Ma petite enfance ne me laisse aucun souvenir précis. Seulement des débris de sensations, effluves, parfums, sons, frissons et rêves désormais dilués parmi les remous du temps instable. Lorsque j'essaie de remonter le fleuve de ma vie, j'y retrouve nombres de détails, flottant ici et là dans les recoins du lit tortueux, mais jamais l'eau ne me révèle une vision claire : toujours brouillée, toujours floue, comme morte, assassinée par ma mémoire traître. Dans ce récit je vous lègue ces rares événements que le temps n'a pas réussi à altérer totalement, ces évènements qui vous imprègnent de leur essence et de leur goût jusqu'à la marche vers les trois paradis. Ce sont mes mots qui donnent vie à mon passé. Ils s'agencent, s'accordent, pour que les crevasses se remplissent et pour que les visages s'animent de paroles. Le temps oublié me chuchote son histoire, me livre ses secrets au creux de l'oreille et je les souffle à mon tour, du bout de ma plume. Mais ne vous détrompez pas : il n'y a rien de faux dans mon récit, seulement rien de vrai.

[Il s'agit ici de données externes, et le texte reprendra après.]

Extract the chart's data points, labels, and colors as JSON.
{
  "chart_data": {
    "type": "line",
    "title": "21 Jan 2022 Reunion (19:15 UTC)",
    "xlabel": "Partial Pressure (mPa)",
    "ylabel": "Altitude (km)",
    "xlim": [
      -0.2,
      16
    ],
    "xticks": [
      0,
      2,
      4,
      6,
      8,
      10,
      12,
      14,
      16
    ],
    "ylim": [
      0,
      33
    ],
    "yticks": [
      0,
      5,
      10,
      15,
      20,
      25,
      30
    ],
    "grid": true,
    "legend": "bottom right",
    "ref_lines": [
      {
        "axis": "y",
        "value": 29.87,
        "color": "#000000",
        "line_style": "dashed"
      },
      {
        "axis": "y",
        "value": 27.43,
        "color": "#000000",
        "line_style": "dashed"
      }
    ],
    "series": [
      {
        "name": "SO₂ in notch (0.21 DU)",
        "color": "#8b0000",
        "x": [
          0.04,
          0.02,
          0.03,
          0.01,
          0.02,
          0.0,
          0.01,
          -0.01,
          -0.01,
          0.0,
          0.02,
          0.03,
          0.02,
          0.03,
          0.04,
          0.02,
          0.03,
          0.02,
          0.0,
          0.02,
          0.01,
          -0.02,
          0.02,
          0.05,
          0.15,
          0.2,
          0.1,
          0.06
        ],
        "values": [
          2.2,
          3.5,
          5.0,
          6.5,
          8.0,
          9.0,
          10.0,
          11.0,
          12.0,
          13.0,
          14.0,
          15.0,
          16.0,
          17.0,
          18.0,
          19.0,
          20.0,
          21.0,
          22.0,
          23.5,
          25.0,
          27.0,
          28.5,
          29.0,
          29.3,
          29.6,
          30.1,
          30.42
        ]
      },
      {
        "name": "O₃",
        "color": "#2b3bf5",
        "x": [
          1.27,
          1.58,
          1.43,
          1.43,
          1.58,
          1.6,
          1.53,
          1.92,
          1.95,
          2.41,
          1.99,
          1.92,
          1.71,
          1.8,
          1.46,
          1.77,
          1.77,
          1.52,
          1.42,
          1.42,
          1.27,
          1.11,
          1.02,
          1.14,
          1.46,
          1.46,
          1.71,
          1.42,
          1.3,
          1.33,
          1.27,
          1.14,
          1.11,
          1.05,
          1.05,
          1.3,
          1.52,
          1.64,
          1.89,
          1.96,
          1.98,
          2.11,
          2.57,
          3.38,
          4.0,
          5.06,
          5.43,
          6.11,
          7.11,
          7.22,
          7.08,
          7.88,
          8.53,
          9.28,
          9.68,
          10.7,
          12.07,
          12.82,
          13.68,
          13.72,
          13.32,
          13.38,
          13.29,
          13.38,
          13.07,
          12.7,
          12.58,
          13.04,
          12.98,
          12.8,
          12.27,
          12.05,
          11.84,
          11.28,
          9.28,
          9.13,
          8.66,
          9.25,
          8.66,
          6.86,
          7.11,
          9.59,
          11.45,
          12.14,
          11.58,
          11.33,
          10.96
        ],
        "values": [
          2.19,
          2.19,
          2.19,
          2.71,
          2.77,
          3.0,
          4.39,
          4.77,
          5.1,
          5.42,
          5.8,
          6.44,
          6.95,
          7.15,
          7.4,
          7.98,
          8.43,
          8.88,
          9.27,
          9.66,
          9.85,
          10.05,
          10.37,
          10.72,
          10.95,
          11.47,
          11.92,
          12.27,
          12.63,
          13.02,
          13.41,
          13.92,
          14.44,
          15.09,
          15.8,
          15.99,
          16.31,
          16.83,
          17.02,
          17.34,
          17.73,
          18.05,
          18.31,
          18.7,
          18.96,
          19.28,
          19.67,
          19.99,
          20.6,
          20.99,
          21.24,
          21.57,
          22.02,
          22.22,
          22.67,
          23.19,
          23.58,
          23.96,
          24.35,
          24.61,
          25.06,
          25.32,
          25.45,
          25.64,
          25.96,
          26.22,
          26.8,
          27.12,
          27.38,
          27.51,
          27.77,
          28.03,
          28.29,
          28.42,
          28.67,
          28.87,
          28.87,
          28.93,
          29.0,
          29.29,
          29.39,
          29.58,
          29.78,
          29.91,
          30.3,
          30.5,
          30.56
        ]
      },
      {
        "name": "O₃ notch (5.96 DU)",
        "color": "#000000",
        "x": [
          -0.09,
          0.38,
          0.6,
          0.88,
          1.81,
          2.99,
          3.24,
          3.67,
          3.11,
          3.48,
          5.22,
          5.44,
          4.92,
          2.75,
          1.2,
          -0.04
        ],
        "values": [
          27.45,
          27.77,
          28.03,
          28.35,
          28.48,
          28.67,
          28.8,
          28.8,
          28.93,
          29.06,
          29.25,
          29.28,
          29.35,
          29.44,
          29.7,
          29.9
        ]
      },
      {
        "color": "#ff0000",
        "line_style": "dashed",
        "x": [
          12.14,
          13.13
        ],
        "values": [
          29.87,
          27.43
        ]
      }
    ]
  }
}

A dire vrai, le chemin du retour jusqu'à la chaleur rassurante du château fut l'un de ces épisodes dont il ne me reste quasiment rien. Je visualise seulement le contour sombre du bâtiment, ses tours épaisses déchirant la nuit tels les crocs d'un ours enragé. Le château se trouvait sur le littoral, sortant de la glace tel un moineau cassant sa coquille blanche. Le bas de ses fondations n'était jamais visible, toujours enseveli sous plusieurs mètres de neige qui bloquaient les portes d'honneur et s'infiltraient dans les couloirs chaleureux à la moindre occasion. Telle une tâche d'encre, sombre et tenace, la demeure supportait l'impétuosité de l'hiver depuis sept cents années. La violence des rafales glacées et les hurlements de loups avaient autant façonné la silhouette du château que les pioches qui avaient taillé la roche noire. C'était les vhâris, sur leurs bateaux de bois qui étaient venus s'installer sur cette terre encore inconnue et qui avaient construit au fil des générations ce bâtiment. Leur gloire passée, les fiers guerriers avaient quitté le sud, abandonnant pillages, viols et guerres derrière eux pour trouver un nouveau monde qui n'appartiendrait qu'à eux. Ils avaient subi la défaite, ainsi voulaient-ils mourir au milieu du froid et de l'océan sans personne pour témoigner de leur honte. C'étaient mes ancêtres, et leur folie coulait dans mes veines.

Le lendemain de mon anniversaire, mes paupières s'étaient ouvertes difficilement, encore empreintes de la vision merveilleuse que j'avais aperçue la veille. Ma nuit avait malicieusement rejoué la scène telle une litanie et j'avais l'impression que chacun de mes membres s'était imprégné de ces songes liquides. Lorsque je regardais mes mains, j'étais convaincu qu'elles chariaient un sang écumeux, aussi impétueux et libre  que la mer.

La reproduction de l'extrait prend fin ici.